En qué se equivocaba Hayek con respecto a Keynes

 
[Extraído de Keynes, el hombre]
¿Fue Keynes, como mantuvo Hayek, un “estudioso brillante”? Difícilmente “estudioso”, ya que Keynes leyó poquísima literatura económica: era más un bucanero que tomaba un poco de conocimiento y lo usaba para imponer al mundo su personalidad y falsas ideas, con una actuación continuamente alimentada por una arrogancia al borde de la egolatría. Pero Keynes tuvo la fortuna de nacer dentro de la élite británica, ser educado dentro de los más altos círculos económicos (Eton/Cambridge/Apóstoles) y ser elegido especialmente por el poderoso Alfred Marshall.
Tampoco “brillante” es una palabra muy apropiada. Está claro que Keynes fue bastante brillante, pero sus cualidades más importantes fueron su arrogancia, su ilimitada autoconfianza y su ávida voluntad de poder, de dominación, de abrirse camino en las artes, las ciencias sociales y el mundo de la política.

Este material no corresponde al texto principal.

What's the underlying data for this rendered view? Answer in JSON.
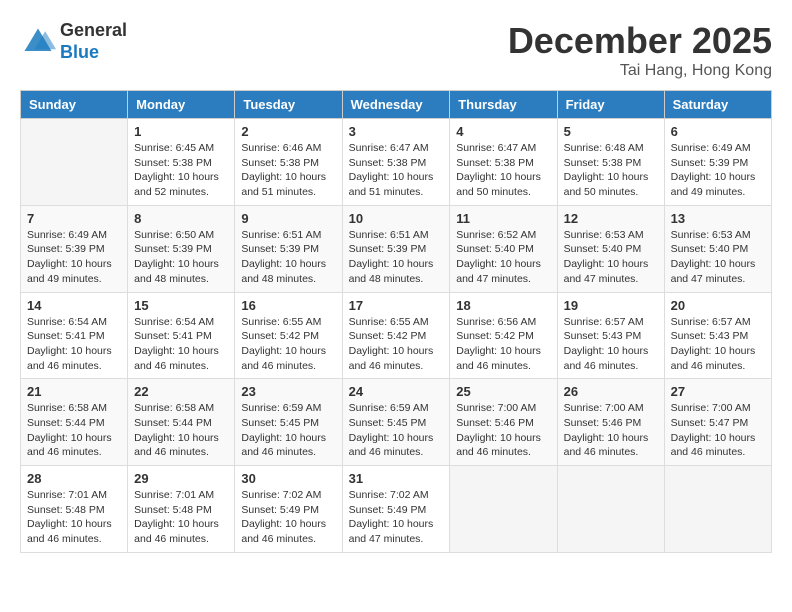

Además, tampoco puede considerarse a Keynes como un “revolucionario” en ningún sentido real. Poseía la inteligencia táctica para disfrazar antiguas falacias estatistas e inflacionistas con jerga pseudocientífica moderna, haciendo que parecieran los últimos descubrimientos de la ciencia económica. Keynes era por tanto capaz de subirse a la ola del estatismo y el socialismo, de las economías gestionadas y planificadas. Keynes eliminó el antiguo papel de la teoría económica como aguafiestas para planes inflacionistas y estatistas, liderando una nueva generación de economistas hacia el poder académico y el dinero y los privilegios políticos.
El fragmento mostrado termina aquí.